Esta práctica fue todo un éxito, extendiéndose rápidamente por otros conventos de España y dando origen a una devoción al Vía Crucis que no tardaría en ser imitada por toda la cristiandad. Ejemplos de ello son los Vía Crucis del Monte Varallo, Romans-sur Isere, Fribourg, Lovaina o Adam Krafft en Nuremberg, todos posteriores al de Córdoba.
Aquel primer Vía Crucis no era como el actual. Hasta finales del siglo XVI no había una forma común de celebrarlo, aunque cada vez era mayor el deseo de unificar criterios en toda la cristiandad. La estructura que sigue en nuestros días la debemos a los escritos del holandés Christian van Andrichem (autor de la obra Jerusalem sicut Christi tempore floruit de 1584) y el jesuita Antonio Daza (con sus Exercicios Espirituales de 1625), quien lo dividió en catorce estaciones. Ambos pusieron por escrito lo que desde siglos se venía haciendo y transmitiendo de forma oral.
Pero no sería hasta San Leonardo de Porto Maurizio (1676-1751), franciscano que construyó quinientos setenta y dos Vía Crucis; Alfonso María de Ligorio (1696-1787), ambos italianos, y, en España, Diego de Cádiz (1743-1801), cuando adoptaría la forma actual.
Por entonces comenzaron a publicarse numerosos Vía Crucis impresos en pequeños ejemplares de pocas páginas con oraciones, jaculatorias y algunos versos. En España estos libros incluían la jaculatoria “Adorámoste, Cristo y bendecímoste, que por tu santa cruz redimiste al mundo”, que aún hoy seguimos rezando al inicio de cada estación. Esta oración era una de las que habitualmente era rezada por los fieles cuando asistían a la misa en latín, recitándola en el momento de entrar en la iglesia o al pasar ante una cruz.
Una vez fijado en catorce el número de estaciones del Vía Crucis, surgió gran variedad de modos de rezarlo. El primer modo era la forma privada y personal ayudándose de un libro; el segundo, una forma colectiva, con un texto al inicio de cada estación, una reflexión, una oración y la marcha hacia la estación siguiente, acompañada de un canto; y el tercero, el Vía Crucis en que la meditación u oración era en verso, acompañada de música.

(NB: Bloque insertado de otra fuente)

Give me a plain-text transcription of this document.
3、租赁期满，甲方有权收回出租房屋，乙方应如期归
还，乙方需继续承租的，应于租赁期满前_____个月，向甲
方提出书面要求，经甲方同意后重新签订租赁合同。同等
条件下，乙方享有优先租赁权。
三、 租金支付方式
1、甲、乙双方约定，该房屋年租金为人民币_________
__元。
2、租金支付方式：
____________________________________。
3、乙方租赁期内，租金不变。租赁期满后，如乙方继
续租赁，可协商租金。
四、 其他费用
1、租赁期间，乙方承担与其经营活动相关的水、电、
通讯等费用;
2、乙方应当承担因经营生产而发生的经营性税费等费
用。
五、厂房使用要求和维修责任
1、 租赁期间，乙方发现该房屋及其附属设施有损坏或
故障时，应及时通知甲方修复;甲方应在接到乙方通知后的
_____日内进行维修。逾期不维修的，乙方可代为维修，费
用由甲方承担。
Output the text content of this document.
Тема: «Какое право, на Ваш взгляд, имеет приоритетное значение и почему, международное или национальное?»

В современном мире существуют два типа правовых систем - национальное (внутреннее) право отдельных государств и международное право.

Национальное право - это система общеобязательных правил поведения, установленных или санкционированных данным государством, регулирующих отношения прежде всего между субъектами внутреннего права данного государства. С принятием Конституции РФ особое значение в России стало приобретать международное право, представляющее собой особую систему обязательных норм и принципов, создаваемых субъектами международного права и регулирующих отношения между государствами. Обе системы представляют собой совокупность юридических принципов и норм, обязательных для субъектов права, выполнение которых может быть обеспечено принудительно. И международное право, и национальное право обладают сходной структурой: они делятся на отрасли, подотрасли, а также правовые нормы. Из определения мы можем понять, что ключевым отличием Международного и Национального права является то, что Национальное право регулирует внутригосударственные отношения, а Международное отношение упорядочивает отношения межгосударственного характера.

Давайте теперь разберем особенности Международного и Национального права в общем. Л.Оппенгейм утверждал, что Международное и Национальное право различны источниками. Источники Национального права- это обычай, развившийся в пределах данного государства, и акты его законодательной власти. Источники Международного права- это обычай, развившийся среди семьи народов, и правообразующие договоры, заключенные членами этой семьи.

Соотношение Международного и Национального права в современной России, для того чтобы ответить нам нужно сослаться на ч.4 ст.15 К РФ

Cabe señalar que este año se cumplen quinientos años de la llegada del Vía Crucis a Sevilla. Fue en la Cuaresma de 1521 cuando don Fadrique Enríquez de Ribera (1476-1539), primer marqués de Tarifa y Adelantado mayor de Andalucía, instauró su celebración, iniciándose en su propia casa y concluyendo el recorrido con la duodécima estación en la entonces llamada Huerta de los Ángeles, próxima al Humilladero de la Cruz del Campo, construido en 1380. Años más tarde, en 1630, cambiaría el recorrido del Vía Crucis, para comenzar en el retablo de mármol de la fachada de la Casa de Pilatos y terminar en el propio templete que construyeran los hermanos de la Hermandad de Los Negritos. Un total de novecientos noventa y siete metros, la misma distancia (mil tres cientos veintiún pasos) que separaban el palacio de Pilatos del Gólgota. Seria en 1720 cuando el número de estaciones se ampliaría hasta catorce.
A día de hoy se sigue celebrando dicho Vía Crucis cada Cuaresma, siendo presidido por la imagen titular de alguna de las hermandades de penitencia de la ciudad hispalense. Por las calles del recorrido, desde la plaza de Pilatos hasta el templete de la Cruz del Campo, se pueden contemplar azulejos con las imágenes que nos recuerdan las distintas estaciones.